这孩子在不满中忘记了傍晚那些纠结,又开始很平常地依赖于君零。
君零挑挑眉,追了上去,拦住正要上岸的寒零,“别直接上去!有风会感冒的。”
寒零一顿,趴在湖岸边怒视他。君零飞快地翻身上岸,奇怪的是他刚一离水,浑身上下的衣物干的透彻,仿佛从未入过水一样。
运气,逼出水分。仅仅在一刹完成极其困难的事。
他顺手捞起趴在水里的寒零,紫衣一抽,轻飘飘地盖在她身上。寒零脸色大变,然后又变了回来哦,还好还好,这货还是习惯性地穿了白衫,外面罩了一个外套。

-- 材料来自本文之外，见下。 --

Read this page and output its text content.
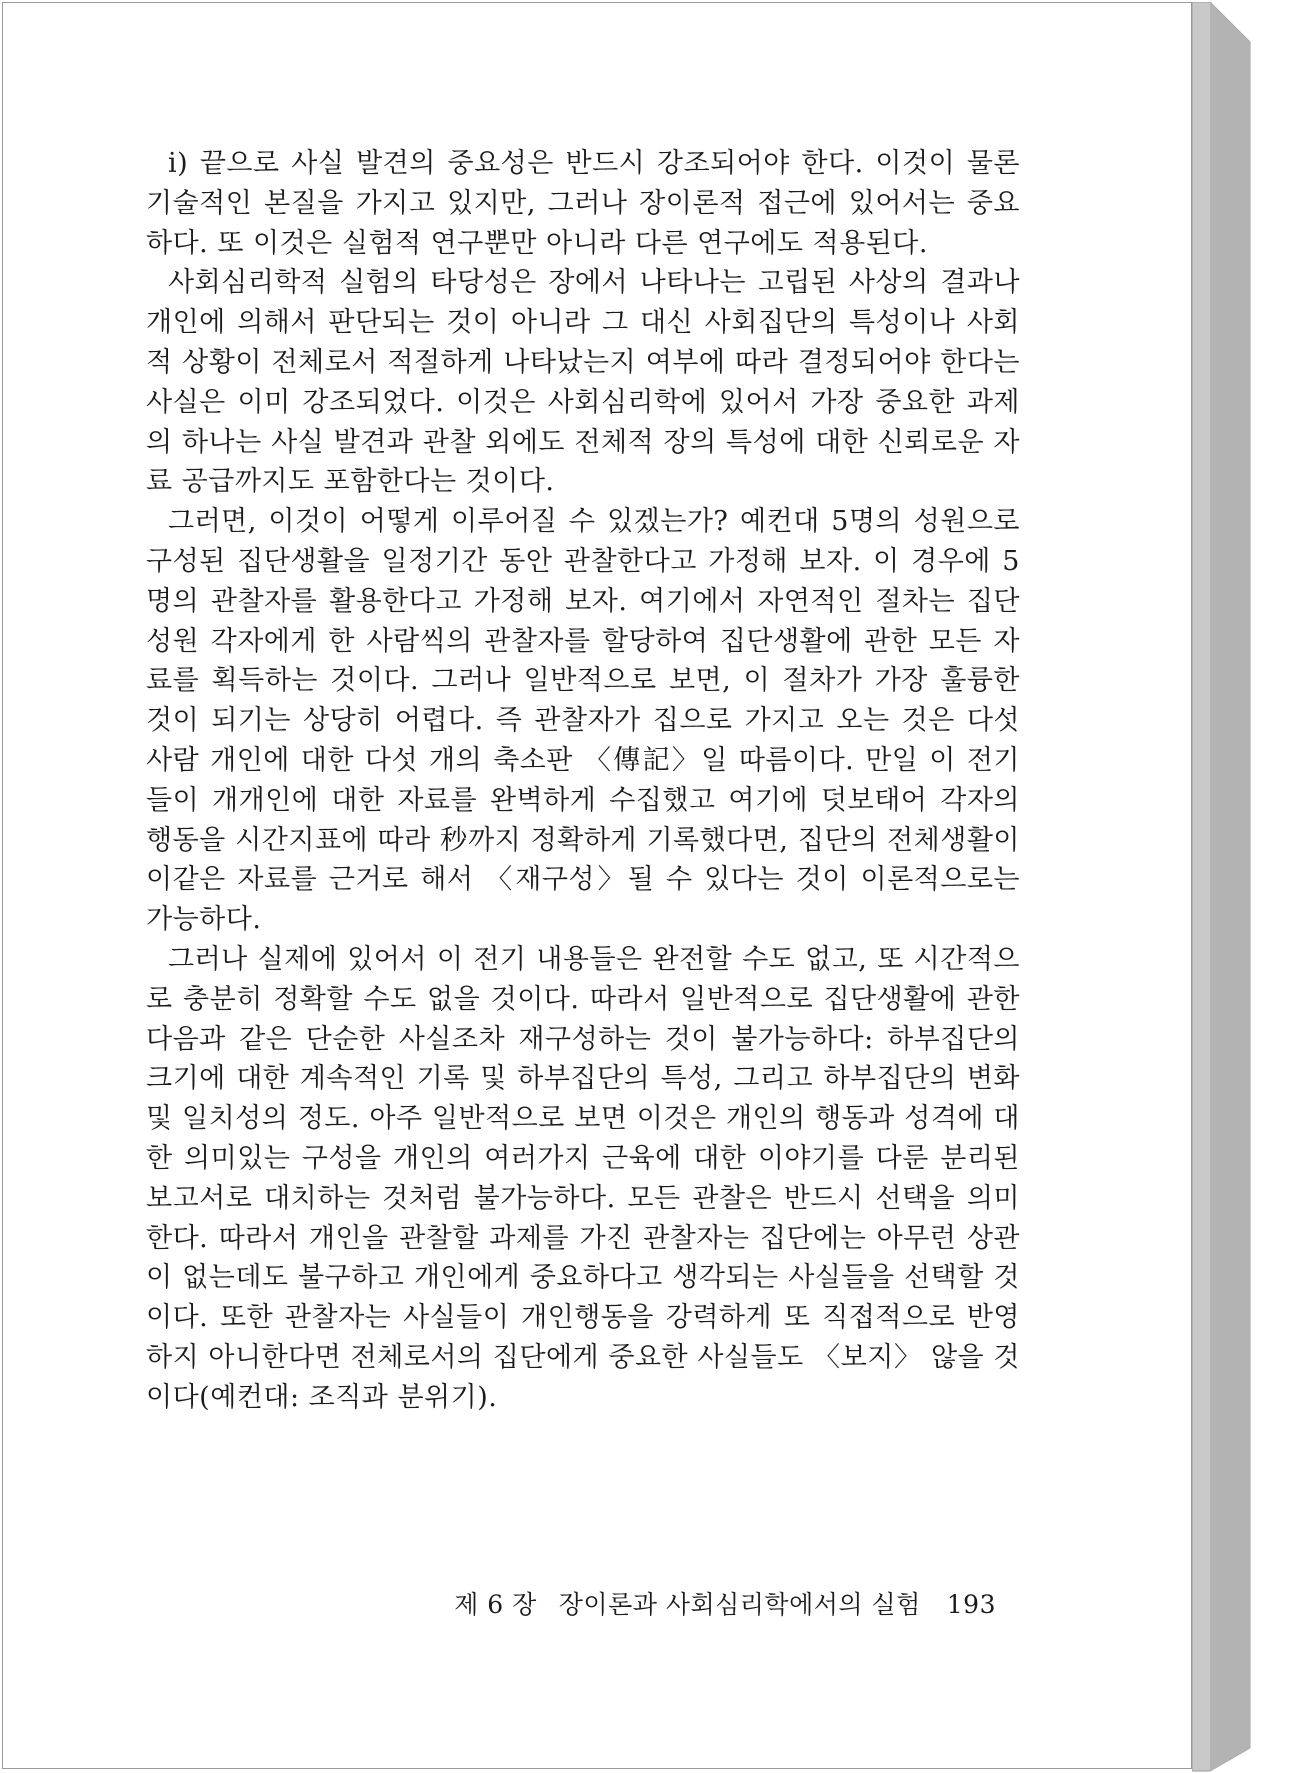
i) 끝으로 사실 발견의 중요성은 반드시 강조되어야 한다. 이것이 물론 기술적인 본질을 가지고 있지만, 그러나 장이론적 접근에 있어서는 중요하다. 또 이것은 실험적 연구뿐만 아니라 다른 연구에도 적용된다.

사회심리학적 실험의 타당성은 장에서 나타나는 고립된 사상의 결과나 개인에 의해서 판단되는 것이 아니라 그 대신 사회집단의 특성이나 사회적 상황이 전체로서 적절하게 나타났는지 여부에 따라 결정되어야 한다는 사실은 이미 강조되었다. 이것은 사회심리학에 있어서 가장 중요한 과제의 하나는 사실 발견과 관찰 외에도 전체적 장의 특성에 대한 신뢰로운 자료 공급까지도 포함한다는 것이다.

그러면, 이것이 어떻게 이루어질 수 있겠는가? 예컨대 5명의 성원으로 구성된 집단생활을 일정기간 동안 관찰한다고 가정해 보자. 이 경우에 5명의 관찰자를 활용한다고 가정해 보자. 여기에서 자연적인 절차는 집단성원 각자에게 한 사람씩의 관찰자를 할당하여 집단생활에 관한 모든 자료를 획득하는 것이다. 그러나 일반적으로 보면, 이 절차가 가장 훌륭한 것이 되기는 상당히 어렵다. 즉 관찰자가 집으로 가지고 오는 것은 다섯 사람 개인에 대한 다섯 개의 축소판 〈傳記〉일 따름이다. 만일 이 전기들이 개개인에 대한 자료를 완벽하게 수집했고 여기에 덧보태어 각자의 행동을 시간지표에 따라 秒까지 정확하게 기록했다면, 집단의 전체생활이 이같은 자료를 근거로 해서 〈재구성〉될 수 있다는 것이 이론적으로는 가능하다.

그러나 실제에 있어서 이 전기 내용들은 완전할 수도 없고, 또 시간적으로 충분히 정확할 수도 없을 것이다. 따라서 일반적으로 집단생활에 관한 다음과 같은 단순한 사실조차 재구성하는 것이 불가능하다: 하부집단의 크기에 대한 계속적인 기록 및 하부집단의 특성, 그리고 하부집단의 변화 및 일치성의 정도. 아주 일반적으로 보면 이것은 개인의 행동과 성격에 대한 의미있는 구성을 개인의 여러가지 근육에 대한 이야기를 다룬 분리된 보고서로 대치하는 것처럼 불가능하다. 모든 관찰은 반드시 선택을 의미한다. 따라서 개인을 관찰할 과제를 가진 관찰자는 집단에는 아무런 상관이 없는데도 불구하고 개인에게 중요하다고 생각되는 사실들을 선택할 것이다. 또한 관찰자는 사실들이 개인행동을 강력하게 또 직접적으로 반영하지 아니한다면 전체로서의 집단에게 중요한 사실들도 〈보지〉 않을 것이다(예컨대: 조직과 분위기).

제 6 장 장이론과 사회심리학에서의 실험 193
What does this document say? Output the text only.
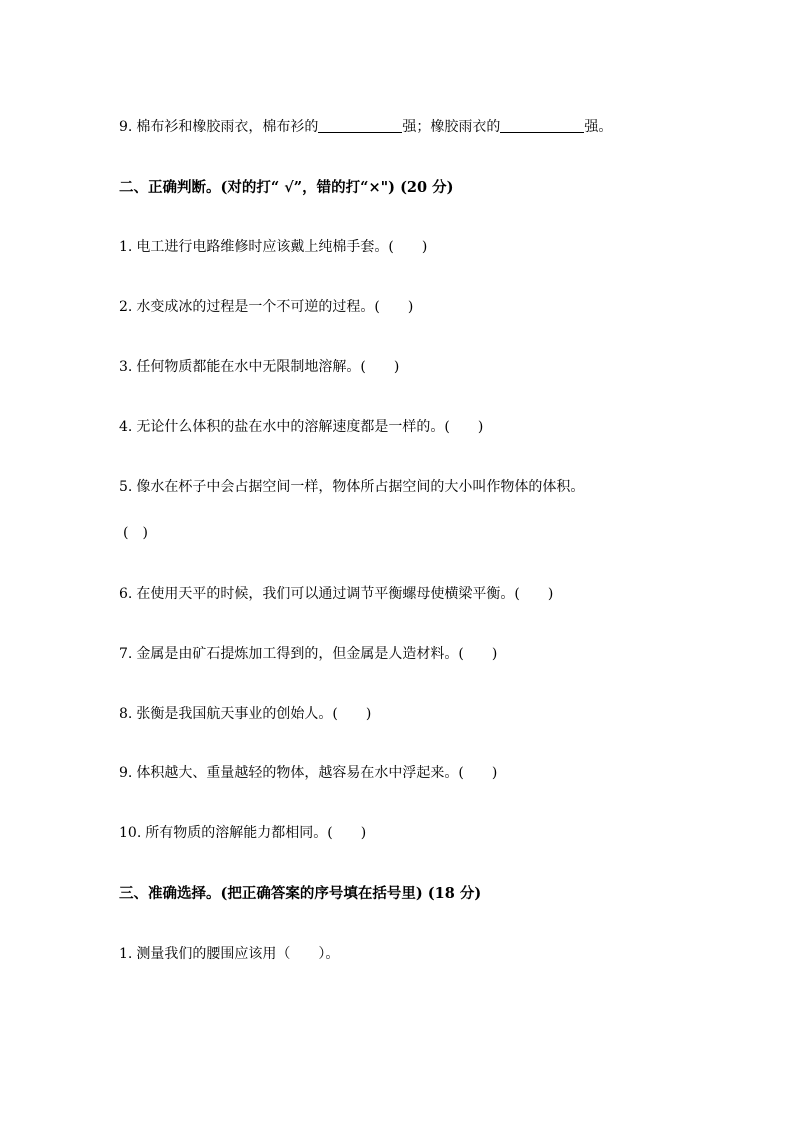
9. 棉布衫和橡胶雨衣，棉布衫的	强；橡胶雨衣的	强。
二、正确判断。(对的打“ √”，错的打“×") (20 分)
1. 电工进行电路维修时应该戴上纯棉手套。(　　)
2. 水变成冰的过程是一个不可逆的过程。(　　)
3. 任何物质都能在水中无限制地溶解。(　　)
4. 无论什么体积的盐在水中的溶解速度都是一样的。(　　)
5. 像水在杯子中会占据空间一样，物体所占据空间的大小叫作物体的体积。
(　)
6. 在使用天平的时候，我们可以通过调节平衡螺母使横梁平衡。(　　)
7. 金属是由矿石提炼加工得到的，但金属是人造材料。(　　)
8. 张衡是我国航天事业的创始人。(　　)
9. 体积越大、重量越轻的物体，越容易在水中浮起来。(　　)
10. 所有物质的溶解能力都相同。(　　)
三、准确选择。(把正确答案的序号填在括号里) (18 分)
1. 测量我们的腰围应该用（　　）。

君零手上动的飞快,衣服如浴巾,很不珍惜地在她身上擦了个遍,一抬手抽走外套,同时寒零脱下的背心接连一套,套在她身上。寒零踢踢踏踏地蹬上鞋子,一缩身跳进外套,伸伸胳膊踢踢腿地就要往回走。
“真老练,谢了。”寒零拨弄着头发,笑嘻嘻地道谢。
君零很不客气地一把揪过她,“别急着走,擦干头发再说,你这么湿着头发往回跑肯定还是要感冒的。”
寒零乖巧地钻了过去,背对他,“哥,你这口吻像老妈的。”
君零一言不发,擦拭着她一头长发。老妈?他明明就是双职,娘什么时候管过这些事情?母亲娇贵的连九儿的头发都梳不好。寒零的头发长,但是发质却不见得有多好,有的时候喜欢打结,还不都是他慢慢弄开的?寒零又是属于那种很不懂得如何照顾自己不紧紧地跟着的话隔天就能把自己弄得半死不活,他不唠叨她能行么?

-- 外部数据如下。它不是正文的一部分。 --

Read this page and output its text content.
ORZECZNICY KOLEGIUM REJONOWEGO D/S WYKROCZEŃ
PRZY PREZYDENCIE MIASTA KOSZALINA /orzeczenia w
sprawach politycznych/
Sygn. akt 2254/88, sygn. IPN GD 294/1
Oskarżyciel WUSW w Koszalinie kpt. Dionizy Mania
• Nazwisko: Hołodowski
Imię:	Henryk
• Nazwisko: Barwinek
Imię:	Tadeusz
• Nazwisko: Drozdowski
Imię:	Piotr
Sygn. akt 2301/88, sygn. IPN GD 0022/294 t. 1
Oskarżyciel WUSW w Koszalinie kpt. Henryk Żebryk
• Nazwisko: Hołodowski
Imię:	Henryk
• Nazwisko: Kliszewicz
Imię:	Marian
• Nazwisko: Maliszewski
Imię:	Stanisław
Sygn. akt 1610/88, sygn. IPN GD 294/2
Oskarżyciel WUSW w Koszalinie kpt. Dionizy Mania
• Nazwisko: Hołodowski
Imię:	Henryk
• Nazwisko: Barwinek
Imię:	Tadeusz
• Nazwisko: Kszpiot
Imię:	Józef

就像现在,如果换做是萧墨谦,大抵不懂得女孩子留长发是最要注意的,洗完头后不擦干就会头疼。
他那双手,亦是一直在照顾寒零的手。
六岁时回到家后他就一直在请教小姑,虽然很不好意思,但是为了那不省心的货就只能硬着头皮去问。小姑倒是很郑重,仔仔细细地把注意事项都跟他说了个遍。
所以,君零之所以养尊处优却这么会照顾娃,是因为有一个很不靠谱很不懂的照顾自己的妹妹。

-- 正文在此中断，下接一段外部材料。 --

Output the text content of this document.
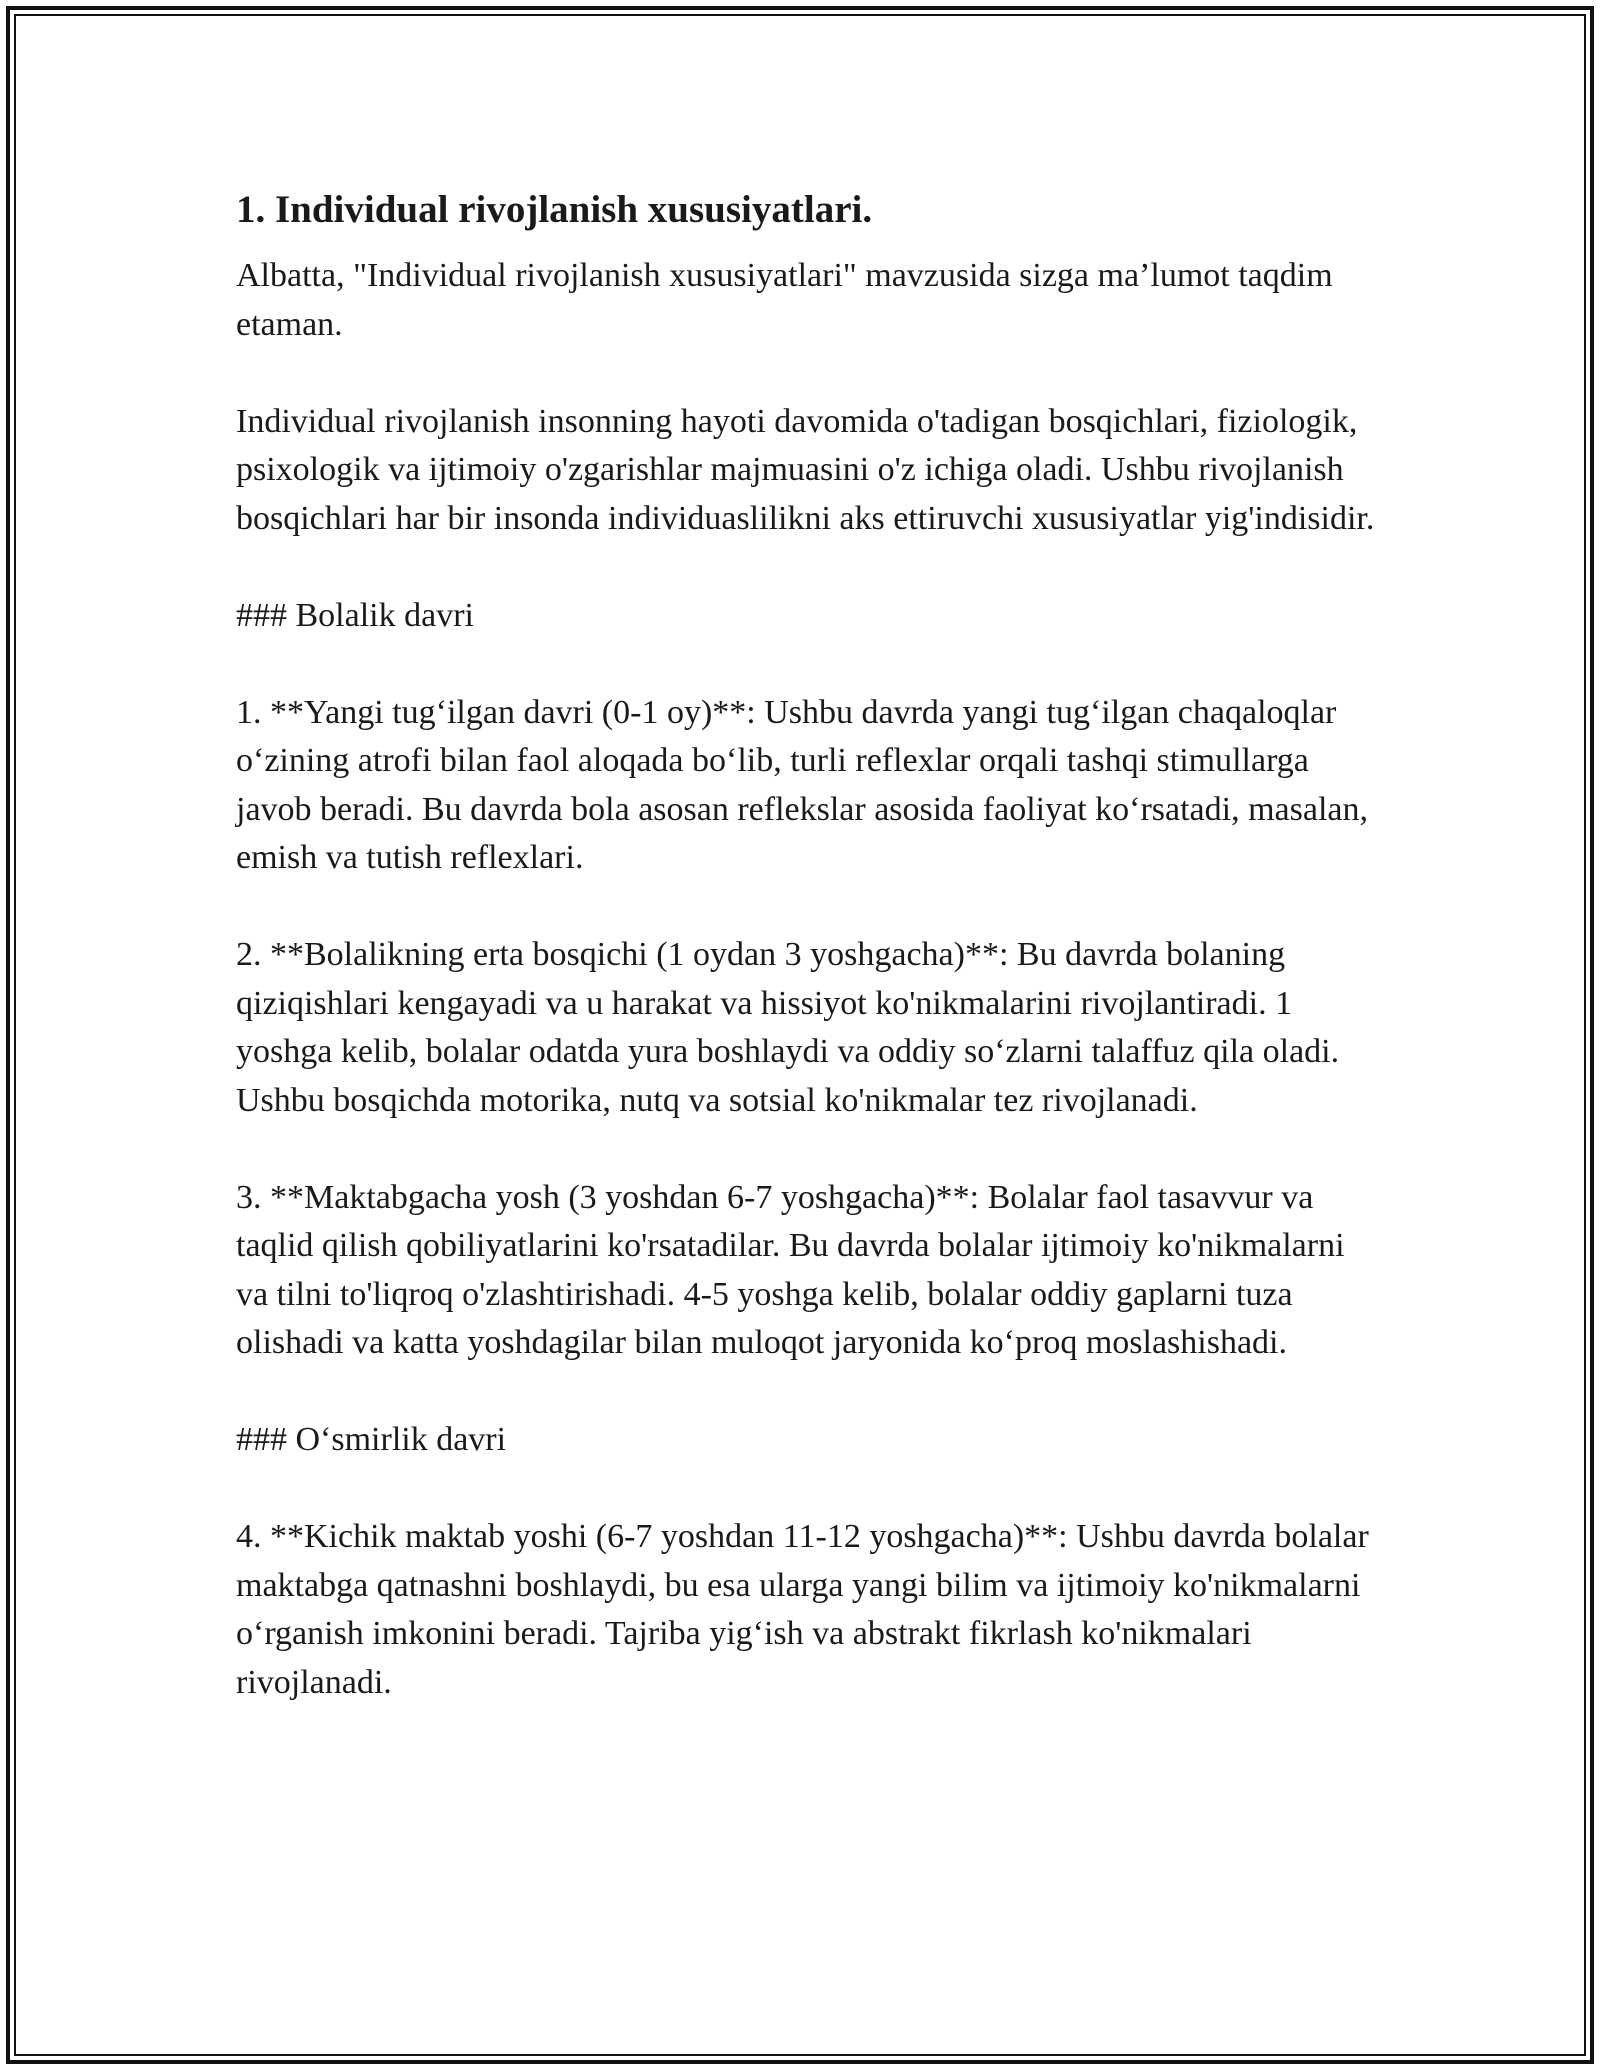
1. Individual rivojlanish xususiyatlari.

Albatta, "Individual rivojlanish xususiyatlari" mavzusida sizga ma’lumot taqdim etaman.

Individual rivojlanish insonning hayoti davomida o'tadigan bosqichlari, fiziologik, psixologik va ijtimoiy o'zgarishlar majmuasini o'z ichiga oladi. Ushbu rivojlanish bosqichlari har bir insonda individuaslilikni aks ettiruvchi xususiyatlar yig'indisidir.

### Bolalik davri

1. **Yangi tug‘ilgan davri (0-1 oy)**: Ushbu davrda yangi tug‘ilgan chaqaloqlar o‘zining atrofi bilan faol aloqada bo‘lib, turli reflexlar orqali tashqi stimullarga javob beradi. Bu davrda bola asosan reflekslar asosida faoliyat ko‘rsatadi, masalan, emish va tutish reflexlari.

2. **Bolalikning erta bosqichi (1 oydan 3 yoshgacha)**: Bu davrda bolaning qiziqishlari kengayadi va u harakat va hissiyot ko'nikmalarini rivojlantiradi. 1 yoshga kelib, bolalar odatda yura boshlaydi va oddiy so‘zlarni talaffuz qila oladi. Ushbu bosqichda motorika, nutq va sotsial ko'nikmalar tez rivojlanadi.

3. **Maktabgacha yosh (3 yoshdan 6-7 yoshgacha)**: Bolalar faol tasavvur va taqlid qilish qobiliyatlarini ko'rsatadilar. Bu davrda bolalar ijtimoiy ko'nikmalarni va tilni to'liqroq o'zlashtirishadi. 4-5 yoshga kelib, bolalar oddiy gaplarni tuza olishadi va katta yoshdagilar bilan muloqot jaryonida ko‘proq moslashishadi.

### O‘smirlik davri

4. **Kichik maktab yoshi (6-7 yoshdan 11-12 yoshgacha)**: Ushbu davrda bolalar maktabga qatnashni boshlaydi, bu esa ularga yangi bilim va ijtimoiy ko'nikmalarni o‘rganish imkonini beradi. Tajriba yig‘ish va abstrakt fikrlash ko'nikmalari rivojlanadi.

“呃,你那个钉子是什么时候拔下来的?”寒零觉得就这么沉默气氛会太尴尬,没话找话问了一句。
“很快就拔下来了,师尊就我一个弟子,戴了一两天就拔下来了。”君零笑了笑,“不痛。”
“扯淡。”寒零立刻打了回去,“能不疼吗?”
君零丢开衣袍,从袖口里掏出一把梳子,“你不也疼吗?我看了,不多不少正好割到骨头,差一点你的骨头就要被割出来了。相比之下你不是更痛吗?”他细细地梳着,遇到梳不通的地方就放慢速度,轻轻地挑开结,继续梳。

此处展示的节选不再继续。